In April 2022, mutual funds investing in foreign securities ceased accepting new deposits, while fund of funds (FOFs) investing in foreign stock market-listed ETFs stopped accepting new investments as of April 2024.
This decision was made due to restrictions in India, limiting mutual funds to a total investment of $7 billion in foreign stocks and $1 billion in ETFs listed abroad.
As a result, many fund houses have discontinued accepting fresh deposits into these US-focused schemes.
Funds in international category
Currently, 35 out of the 68 funds in the international category are open to new Systematic Investment Plans (SIPs) or lumpsum investments.
Here are the top 12 mutual funds
Fund name | Region | Assets (Rs crore) |
Motilal Oswal Nasdaq 100 FOF (Only SIP) | US | 5,138 |
Motilal Oswal S&P 500 Index (Only SIP) | US | 3,543 |
Franklin India Feeder Franklin US Opportunities Fund | US | 3,514 |
Edelweiss US Technology Equity FoF | US | 2,251 |
Edelweiss Greater China Equity Off-shore | Greater China | 1,474 |
PGIM India Global Equity Opportunities Fund | Global | 1,352 |
SBI International Access | US | 925 |
Axis Global Equity Alpha FoF | Global | 821 |
Kotak Global Innovation FoF | Global | 712 |
Axis Global Innovation FoF | Global | 511 |
Bandhan US Equity FoF | US | 318 |
Invesco India-Invesco Global Consumer Trends FoF | Global | 297 |
Source: Value Research
What should investors do?
According to a report in Value Research, investing in global markets through mutual funds has been challenging for Indian investors due to regulatory restrictions. Currently, there are opportunities to invest internationally through the 35 mentioned funds, especially with China’s recent 7.5 trillion yuan stimulus package.
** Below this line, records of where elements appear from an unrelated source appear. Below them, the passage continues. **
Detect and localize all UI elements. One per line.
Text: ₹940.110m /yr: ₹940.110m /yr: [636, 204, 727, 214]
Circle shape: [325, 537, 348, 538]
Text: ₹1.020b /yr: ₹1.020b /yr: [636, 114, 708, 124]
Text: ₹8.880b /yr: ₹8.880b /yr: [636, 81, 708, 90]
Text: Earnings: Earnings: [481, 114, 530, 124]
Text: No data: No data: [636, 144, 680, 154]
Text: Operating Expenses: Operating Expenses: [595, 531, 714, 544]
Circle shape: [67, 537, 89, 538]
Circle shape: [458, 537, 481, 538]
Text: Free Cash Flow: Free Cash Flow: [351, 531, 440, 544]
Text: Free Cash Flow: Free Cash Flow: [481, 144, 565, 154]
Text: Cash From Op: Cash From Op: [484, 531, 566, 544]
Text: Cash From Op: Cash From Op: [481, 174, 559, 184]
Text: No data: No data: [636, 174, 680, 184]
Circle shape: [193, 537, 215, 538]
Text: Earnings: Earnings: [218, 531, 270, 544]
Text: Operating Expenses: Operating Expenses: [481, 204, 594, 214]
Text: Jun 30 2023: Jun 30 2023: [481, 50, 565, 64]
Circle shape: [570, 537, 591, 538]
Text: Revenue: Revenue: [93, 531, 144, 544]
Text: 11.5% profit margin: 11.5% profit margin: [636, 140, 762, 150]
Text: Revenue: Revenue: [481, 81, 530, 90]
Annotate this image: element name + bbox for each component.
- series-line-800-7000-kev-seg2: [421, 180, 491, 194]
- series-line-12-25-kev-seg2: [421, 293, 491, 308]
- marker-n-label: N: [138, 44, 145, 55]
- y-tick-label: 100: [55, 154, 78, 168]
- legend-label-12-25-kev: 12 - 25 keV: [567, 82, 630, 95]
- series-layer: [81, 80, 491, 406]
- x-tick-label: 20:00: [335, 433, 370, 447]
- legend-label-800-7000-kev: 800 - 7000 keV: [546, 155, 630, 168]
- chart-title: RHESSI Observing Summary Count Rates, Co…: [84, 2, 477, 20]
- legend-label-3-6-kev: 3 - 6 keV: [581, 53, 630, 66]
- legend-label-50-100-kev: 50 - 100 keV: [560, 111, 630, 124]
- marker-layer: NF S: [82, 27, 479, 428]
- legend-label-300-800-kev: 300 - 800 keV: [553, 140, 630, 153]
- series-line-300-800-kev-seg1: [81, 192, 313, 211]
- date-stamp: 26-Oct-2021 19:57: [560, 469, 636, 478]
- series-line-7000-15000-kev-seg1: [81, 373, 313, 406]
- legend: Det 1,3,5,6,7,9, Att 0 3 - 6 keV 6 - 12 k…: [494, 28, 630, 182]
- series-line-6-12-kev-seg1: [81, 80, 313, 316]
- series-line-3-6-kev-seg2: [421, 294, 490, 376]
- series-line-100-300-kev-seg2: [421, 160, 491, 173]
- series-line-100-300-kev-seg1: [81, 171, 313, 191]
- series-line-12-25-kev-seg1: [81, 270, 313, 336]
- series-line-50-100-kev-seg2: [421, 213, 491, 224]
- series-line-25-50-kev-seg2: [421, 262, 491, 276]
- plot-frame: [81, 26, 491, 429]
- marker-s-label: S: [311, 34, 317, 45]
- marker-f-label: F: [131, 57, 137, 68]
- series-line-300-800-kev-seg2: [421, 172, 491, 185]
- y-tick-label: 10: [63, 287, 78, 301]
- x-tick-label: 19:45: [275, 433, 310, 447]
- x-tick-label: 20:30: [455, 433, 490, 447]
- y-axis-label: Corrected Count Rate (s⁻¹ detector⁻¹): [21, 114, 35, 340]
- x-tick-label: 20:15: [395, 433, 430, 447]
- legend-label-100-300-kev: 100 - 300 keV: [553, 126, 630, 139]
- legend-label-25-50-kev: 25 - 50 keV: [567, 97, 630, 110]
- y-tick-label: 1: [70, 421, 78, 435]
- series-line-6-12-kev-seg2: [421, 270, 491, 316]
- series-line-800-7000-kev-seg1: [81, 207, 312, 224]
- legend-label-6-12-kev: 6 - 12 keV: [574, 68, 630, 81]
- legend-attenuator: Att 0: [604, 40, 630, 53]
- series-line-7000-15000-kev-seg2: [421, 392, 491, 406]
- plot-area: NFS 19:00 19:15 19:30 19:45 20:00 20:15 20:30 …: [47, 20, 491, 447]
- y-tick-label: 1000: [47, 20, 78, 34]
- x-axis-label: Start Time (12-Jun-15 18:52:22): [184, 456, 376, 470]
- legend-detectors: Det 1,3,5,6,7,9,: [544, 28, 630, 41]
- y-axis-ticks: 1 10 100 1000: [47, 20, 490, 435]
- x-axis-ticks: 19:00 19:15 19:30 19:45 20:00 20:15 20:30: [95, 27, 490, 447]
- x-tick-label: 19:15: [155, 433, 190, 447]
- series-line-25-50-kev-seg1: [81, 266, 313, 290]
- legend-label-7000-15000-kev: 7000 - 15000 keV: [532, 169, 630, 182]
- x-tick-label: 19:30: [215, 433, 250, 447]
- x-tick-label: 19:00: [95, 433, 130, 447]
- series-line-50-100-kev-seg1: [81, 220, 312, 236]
However, if mutual funds reach their investment limit, Indian investors can consider utilizing the Liberalised Remittance Scheme (LRS) for diversification. Under LRS, investors can allocate up to $250,000 (approximately Rs 2.1 crore) annually towards foreign assets. It is important to note that utilizing LRS may present complexities compared to mutual funds, as brokers often impose restrictions on investment types and amounts. It is recommended to approach this option with caution and be prepared to navigate additional challenges.
Earlier this year, the Reserve Bank of India broadened the remittance options available within International Financial Services Centres (IFSCs) through the Liberalised Remittance Scheme (LRS). Authorised persons were permitted to facilitate remittances for obtaining financial services or products in accordance with the International Financial Services Centres Authority Act, 2019 within IFSCs. Furthermore, current or capital account transactions overseas (excluding foreign IFSCs) can now be conducted through a foreign currency account (FCA).
Resident Indians can now invest in insurance and bank fixed deposits in foreign currency, a practice that was previously prohibited. This development is expected to benefit IFSC banks and create new opportunities for life insurance companies operating in GIFT IFSC, providing greater accessibility and flexibility for Indian residents seeking international investment prospects.